QuinnDamerell commented 2 years ago

Thanks for that insight, I think there might be two possible issues here, from what I can gather.

1) Why is Image.FromSource trying to read outside the bounds of the actual stream length?

I think this could be an implementation issue on my end, or maybe I'm not using the form file correctly. I'm assuming the form file object will automatically handle chunked-based request body streaming, but maybe it's not? I have looked through the docs a lot but haven't found the answer yet.

2) Why isn't the exception being bubbled up to the callstack where Image.FromStream is being called?

This is the more interesting problem to me. I have a try/catch that handles Exception around the entire call, so there's no way the exception is leaking out. So why then is the exception ending up in the AppDomain.CurrentDomain.UnhandledException handler and killing my server?

Tratcher commented 2 years ago

I'm assuming the form file object will automatically handle chunked-based request body streaming, but maybe it's not?

Request.Form synchronously fully buffers the request body. Using Request.ReadFormAsync() is better async hygiene, but functionally equivalent. Both should handle consuming the request body however it's sent.

Find the full stack trace so we can narrow down where this is happeing.

2. Why isn't the exception being bubbled up to the callstack where Image.FromStream is being called? This is the more interesting problem to me. I have a try/catch that handles Exception around the entire call, so there's no way the exception is leaking out. So why then is the exception ending up in the AppDomain.CurrentDomain.UnhandledException handler and killing my server?

Your process is exiting? No exception in a controller should be able to cause that. Only exceptions on background threads should be able to. Do you have any async void calls in there?

QuinnDamerell commented 2 years ago

Great to know about Request.ReadFormAsync, thanks for that note!

Find the full stack trace so we can narrow down where this is happening.

Yeah, that's the strange part; the call stack I posted above is the entire thing. I even check the innerException to see if there are any more details and there are not.

Your process is exiting?

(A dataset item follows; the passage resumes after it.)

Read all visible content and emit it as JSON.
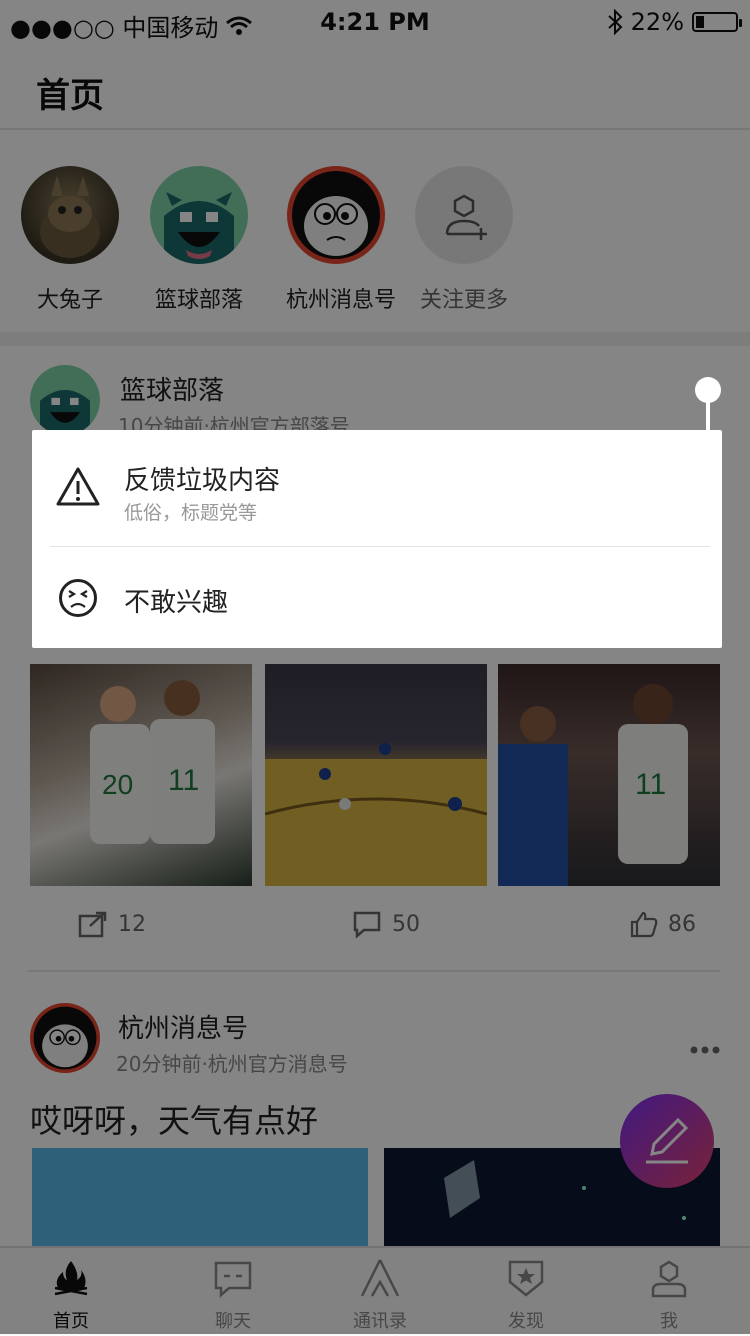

No exception in a controller should be able to cause that. Only exceptions on background threads should be able to. Do you have any async void calls in there?

Right, the process is exciting because of the exception being thrown. Here's a quick look at the logic

   private void WorkerThread()
        {
            while(true)
            {
                try
                {
                    var mlContext = new MLContext();
                    var engine = GetPerdictionEngine(mlContext);

                    while(true)
                    {
                        var task = m_workQueue.Reader.ReadAsync().AsTask();
                        task.Wait();

                        var request = task.Result;

                        bool decodeSuccess = false;
                        try
                        {
                            using (Image image = Image.FromStream(request.Image))
                            {
                                decodeSuccess = true;
                                request.Output = engine.Predict(new GadgetModelInput()
                                {
                                    Image = (Bitmap)image
                                });
                            }
                        }
                        catch(Exception e)
                        {
                            if(!decodeSuccess)
                            {
                                request.ImageDecodeFailed = true;
                            }
                            else
                            {
                                request.Exception = e;
                            }
                        }    

                        request.Event.Release();                       
                    }
                }
                catch(Exception e)
                {
                        // Logic to log
                }
            }
        }

That's the actual code. My server is all async up to that point, but the ML.NET Predict function isn't async and takes about 60ms to run, so I implemented a thread system to make the calls.

What I do is I start 5 threads and have them all wait on a Channel object for work. When the API call is made, the Controller handler makes async calls down to this object, where it takes the Form.GetStream() and puts it in a context object as request.Image (in the logic above) and then awaits on it.

One of the helper threads will then pick up from the Channel queue and make all of the calls synchronously. Thus Image.FromStream and the Predict function are both called sync, so any exceptions should bubble up to them.

I am running this on Linux. I debugged into the Image logic from the windows side, which goes into Image.Windows.cs, but I'm unable to find the Linux side of things. I'm wondering if like you said, somewhere in Image.FromStream it's making an async call that's not be awaited?

Tratcher commented 2 years ago

I suggest trying to do the image processing inline in the controller to remove some of the threading complexity. ML.NET doesn't have to be async so long as it's actively using CPU. Async only helps when the flow gets blocked on something like IO.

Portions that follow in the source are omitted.